Pendaftaran untuk Seleksi Nasional Masuk Perguruan Tinggi Negeri (SNMPTN) tahun 2015 baru saja dibuka. Persiapan pun tengah dilakukan oleh Kemenristek DIKti serta Badan Standar Nasional Pendidikan (BSNP) untuk menyambut hajatan tahunan tersebut. Hasilnya, ada beberapa komponen yang dijadikan bahan penilaian dalam proses seleksi tahun ini, antara lain : hasil akreditasi sekolah, nilai Ujian Nasional siswa serta rekam jejak (track record) kakak kelasnya saat menempuh kuliah di PTN yang dituju. Dengan dipertimbangkannya berbagai komponen tersebut, diharapkan PTN pun dapat memperoleh mahasiswa yang benar-benar layak untuk duduk di bangku kuliah.
Dalam pandangan penulis, dijadikannya rekam jejak alumni sekolah sebagai salah satu pertimbangan kelulusan merupakan kebijakan yang tepat. Hal ini dikarenakan nilai akademik siswa yang tertera pada raport tidak dapat dijadikan sebagai patokan untuk mengukur kemampuan akademik siswa yang sebenarnya.

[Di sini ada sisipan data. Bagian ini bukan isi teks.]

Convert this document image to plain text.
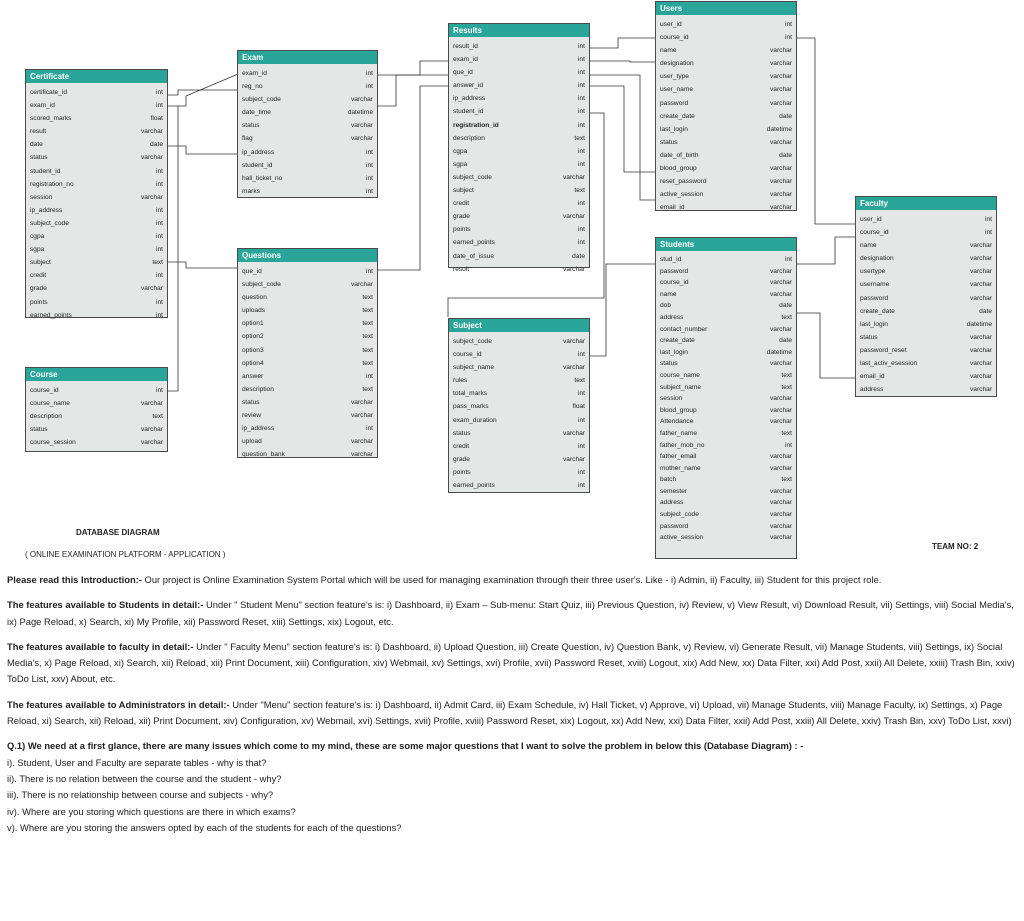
Certificate
certificate_id	int
exam_id	int
scored_marks	float
result	varchar
date	date
status	varchar
student_id	int
registration_no	int
session	varchar
ip_address	int
subject_code	int
cgpa	int
sgpa	int
subject	text
credit	int
grade	varchar
points	int
earned_points	int
Course
course_id	int
course_name	varchar
description	text
status	varchar
course_session	varchar
Exam
exam_id	int
reg_no	int
subject_code	varchar
date_time	datetime
status	varchar
flag	varchar
ip_address	int
student_id	int
hall_ticket_no	int
marks	int
Questions
que_id	int
subject_code	varchar
question	text
uploads	text
option1	text
option2	text
option3	text
option4	text
answer	int
description	text
status	varchar
review	varchar
ip_address	int
upload	varchar
question_bank	varchar
Results
result_id	int
exam_id	int
que_id	int
answer_id	int
ip_address	int
student_id	int
registration_id	int
description	text
cgpa	int
sgpa	int
subject_code	varchar
subject	text
credit	int
grade	varchar
points	int
earned_points	int
date_of_issue	date
result	varchar
Subject
subject_code	varchar
course_id	int
subject_name	varchar
rules	text
total_marks	int
pass_marks	float
exam_duration	int
status	varchar
credit	int
grade	varchar
points	int
earned_points	int
Users
user_id	int
course_id	int
name	varchar
designation	varchar
user_type	varchar
user_name	varchar
password	varchar
create_date	date
last_login	datetime
status	varchar
date_of_birth	date
blood_group	varchar
reset_password	varchar
active_session	varchar
email_id	varchar
Students
stud_id	int
password	varchar
course_id	varchar
name	varchar
dob	date
address	text
contact_number	varchar
create_date	date
last_login	datetime
status	varchar
course_name	text
subject_name	text
session	varchar
blood_group	varchar
Attendance	varchar
father_name	text
father_mob_no	int
father_email	varchar
mother_name	varchar
batch	text
semester	varchar
address	varchar
subject_code	varchar
password	varchar
active_session	varchar
Faculty
user_id	int
course_id	int
name	varchar
designation	varchar
usertype	varchar
username	varchar
password	varchar
create_date	date
last_login	datetime
status	varchar
password_reset	varchar
last_activ_esession	varchar
email_id	varchar
address	varchar
DATABASE DIAGRAM
( ONLINE EXAMINATION PLATFORM - APPLICATION )
TEAM NO: 2

Please read this Introduction:- Our project is Online Examination System Portal which will be used for managing examination through their three user's. Like - i) Admin, ii) Faculty, iii) Student for this project role.

The features available to Students in detail:- Under " Student Menu" section feature's is: i) Dashboard, ii) Exam – Sub-menu: Start Quiz, iii) Previous Question, iv) Review, v) View Result, vi) Download Result, vii) Settings, viii) Social Media's, ix) Page Reload, x) Search, xi) My Profile, xii) Password Reset, xiii) Settings, xix) Logout, etc.

The features available to faculty in detail:- Under " Faculty Menu" section feature's is: i) Dashboard, ii) Upload Question, iii) Create Question, iv) Question Bank, v) Review, vi) Generate Result, vii) Manage Students, viii) Settings, ix) Social Media's, x) Page Reload, xi) Search, xii) Reload, xii) Print Document, xiii) Configuration, xiv) Webmail, xv) Settings, xvi) Profile, xvii) Password Reset, xviii) Logout, xix) Add New, xx) Data Filter, xxi) Add Post, xxii) All Delete, xxiii) Trash Bin, xxiv) ToDo List, xxv) About, etc.

The features available to Administrators in detail:- Under "Menu" section feature's is: i) Dashboard, ii) Admit Card, iii) Exam Schedule, iv) Hall Ticket, v) Approve, vi) Upload, vii) Manage Students, viii) Manage Faculty, ix) Settings, x) Page Reload, xi) Search, xii) Reload, xii) Print Document, xiv) Configuration, xv) Webmail, xvi) Settings, xvii) Profile, xviii) Password Reset, xix) Logout, xx) Add New, xxi) Data Filter, xxii) Add Post, xxiii) All Delete, xxiv) Trash Bin, xxv) ToDo List, xxvi)

Q.1) We need at a first glance, there are many issues which come to my mind, these are some major questions that I want to solve the problem in below this (Database Diagram) : -

i). Student, User and Faculty are separate tables - why is that?
ii). There is no relation between the course and the student - why?
iii). There is no relationship between course and subjects - why?
iv). Where are you storing which questions are there in which exams?
v). Where are you storing the answers opted by each of the students for each of the questions?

Banyaknya sekolah yang mengisi data tidak sesuai dengan raport menunjukkan bahwa nilai tersebut rawan terjadi kesalahan atau bahkan sengaja dimanipulasi. Sebagai catatan, tahun lalu saja sebanyak 72 sekolah yang mengisi data tidak sesuai dengan nilai raport sebenarnya, baik karena kesalahan saat pengisian maupun sengaja dimanipulasi. Akibatnya, sebanyak 10 sekolah tidak dapat diikut sertakan dalam SNMPTN undangan untuk tahun ini.
Adapun nilai UN yang dijadikan sebagai salah satu pertimbangan dalam SNMPTN tahun ini semakin membuat proses seleksi menjadi lebih tidak objektif. Selain validatasnya dalam mengukur kemampuan anak masih diragukan serta menuai pro dan kontra hingga hari ini, kejujuran dalam proses pelaksanaannya pun masih menjadi tanda tanya. Oleh karenanya menjadikan nilai UN sebagai salah satu pertimbangan dalam SNMPTN bukanlah kebijakan yang tepat.
Untuk mengetahui kualitas siswa sebuah sekolah yang mendaftar pada perguruan tinggi, kita bisa melihat rekam jejak alumninya selama kuliah di perguruan tinggi tersebut. Indeks Prestasi Kumulatif (IPK) selama tiga semester yang diperoleh oleh mahasiswa asal sekolah yang mendaftar setidaknya memberikan gambaran akan kualitas maupun integritas almamater mereka. Hal ini dikarenakan baik atau tidaknya prestasi akademik mereka selama duduk dibangku kuliah sejatinya mencerminkan kondisi sekolah yang sebenarnya. Oleh karenanya melihat output secara langsung di lapangan tentunya akan lebih objektif dibandingkan dengan hanya melihat angka-angka yang tertulis diatas kertas. Bukankah kompetensi jauh lebih baik daripada sertifikasi ?
Berdasarkan penjelasan tersebut sudah saatnya perguruan tinggi negeri mulai mempertimbangkan rekam jejak alumni sekolah-sekolah yang mengikuti SNMPTN sebagai salah satu bahan pertimbangan utama dalam menerima calon mahasiswa barunya. Dengan mengenal rekam jejak mereka setidaknya kita bisa mendapatkan gambaran awal tentang kualitas generasi berikutnya yang berasal dari sekolah mereka. Dengan begitu proses seleksi yang bertujuan untuk memilih siswa-siswa terbaik pun dapat dilaksanakan secara objektif.